Darren Wilkinson talked about yeast, which is orders of magnitude more exciting than it sounds, because this is Bayesian big data analysis in action! With significant (and hence impressive) results based on stochastic dynamic models. And massive variable selection techniques. Scala, Haskell, Frege, OCaml were [functional] languages he mentioned that I had never heard of before! And Daniel Rudolf concluded the [intense] second day of this Bayesian week at CIRM with a description of his convergence results for (rather controlled) noisy MCMC algorithms.

## normality test with 10⁸ observations?

Posted in Books, pictures, Statistics, Travel, University life with tags Bayes factor, Jeffreys-Lindley paradox, normal number on February 23, 2016 by xi'an**Q**uentin Gronau and Eric-Jan Wagenmakers just arXived a rather exotic paper in that it merges experimental mathematics with Bayesian inference. The mathematical question at stake here is whether or not one of the classical irrational constants like π, e or √2 are “normal”, that is, have the same frequency for all digits in their decimal expansion. This (still) is an open problem in mathematics. Indeed, the authors do not provide a definitive answer but instead run a Bayesian testing experiment on 100 million digits on π, ending up with a Bayes factor of 2×10³¹. The figure is massive, however one must account for the number of “observations” in the sample. (Which is not a statistical sample, strictly speaking.) While I do not think the argument will convince an algebraist (as the counterargument of knowing nothing about digits after the 10⁸th one is easy to formulate!), I am also uncertain of the relevance of this huge figure, as I am unable to justify a prior on the distribution of digits if the number is not normal. Since we do not even know whether there are ~~non-~~normal numbers outside rational numbers. While the flat Dirichlet prior is a uniform prior over the simplex, to assume that all possible probability repartitions are equally possible may not appeal to a mathematician, as far as I [do not] know! Furthermore, the multinomial model imposed on (at?) the series of digit of π does not have to agree with this “data” and discrepancies may as well be due to a poor sampling model as to an inappropriate prior. The data may more agree with H⁰ than with H¹ because the sampling model in H¹ is ill-suited. The paper also considers a second prior (or posterior prior) that I do not find particularly relevant.

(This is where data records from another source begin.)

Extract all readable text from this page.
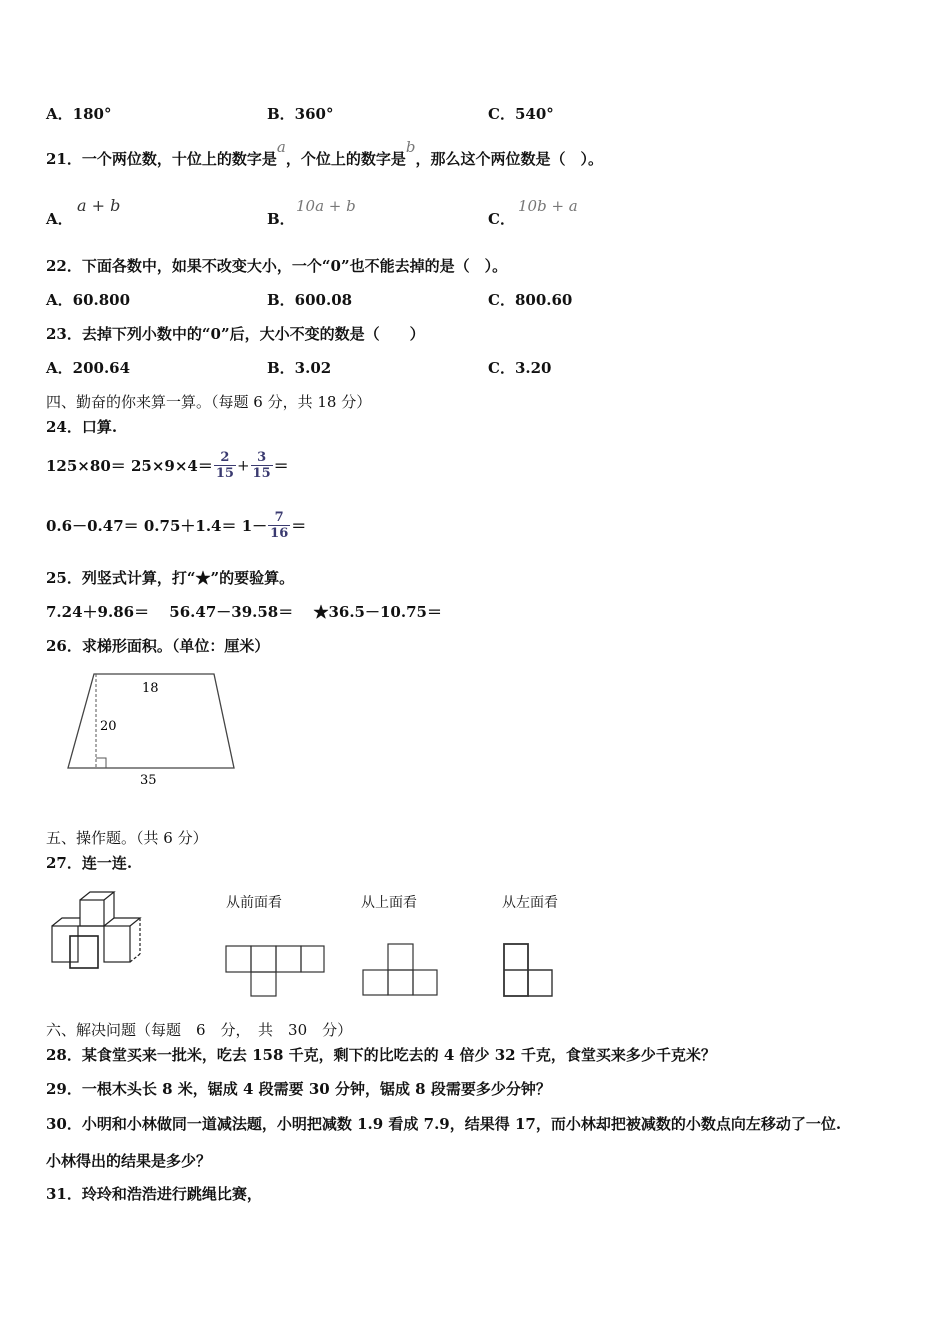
A．180°	B．360°	C．540°
21．一个两位数，十位上的数字是a，个位上的数字是b，那么这个两位数是（　）。
A．
a + b
B．
10a + b
C．
10b + a
22．下面各数中，如果不改变大小，一个“0”也不能去掉的是（　）。
A．60.800	B．600.08	C．800.60
23．去掉下列小数中的“0”后，大小不变的数是（　　）
A．200.64	B．3.02	C．3.20
四、勤奋的你来算一算。（每题 6 分，共 18 分）
24．口算.
$125\times 80= 25\times 9\times 4= \frac{2}{15} + \frac{3}{15}$ ＝
$0.6-0.47= 0.75+1.4= 1- \frac{7}{16}$ ＝
25．列竖式计算，打“★”的要验算。
7.24＋9.86＝　 56.47－39.58＝　 ★36.5－10.75＝
26．求梯形面积。（单位：厘米）
18
20
35
五、操作题。（共 6 分）
27．连一连.
从前面看	从上面看	从左面看
六、解决问题（每题　6　分，　共　30　分）
28．某食堂买来一批米，吃去 158 千克，剩下的比吃去的 4 倍少 32 千克，食堂买来多少千克米？
29．一根木头长 8 米，锯成 4 段需要 30 分钟，锯成 8 段需要多少分钟？
30．小明和小林做同一道减法题，小明把减数 1.9 看成 7.9，结果得 17，而小林却把被减数的小数点向左移动了一位.
小林得出的结果是多少？
31．玲玲和浩浩进行跳绳比赛，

For all I [do not] know, the huge value of the Bayes factor may be another avatar of the Lindley-Jeffreys paradox. In the sense of my interpretation of the phenomenon as a dilution of the prior mass over an unrealistically large space. Actually, the authors mention the paradox as well (p.5) but seemingly as a criticism of a frequentist approach. The picture above has its lower bound determined by a virtual dataset that produces a χ² statistic equal to the 95% χ² quantile. Dataset that stills produces a fairly high Bayes factor. (The discussion seems to assume that the Bayes factor is a one-to-one function of the χ² statistics, which is not correct I think. I wonder if exactly 95% of the sequence of Bayes factors stays within this band. There is no theoretical reason for this to happen of course.) Hence an illustration of the Lindley-Jeffreys paradox indeed, in its first interpretation of the clash between conclusions based on both paradigms. As a conclusion, I am thus not terribly convinced that this experiment supports the use of a Bayes factor for solving this normality hypothesis. Not that I support the alternative use of the p-value of course! As a sidenote, the pdf file I downloaded from arXiv has a slight bug that interacted badly with my printer in Warwick, as shown in the picture above.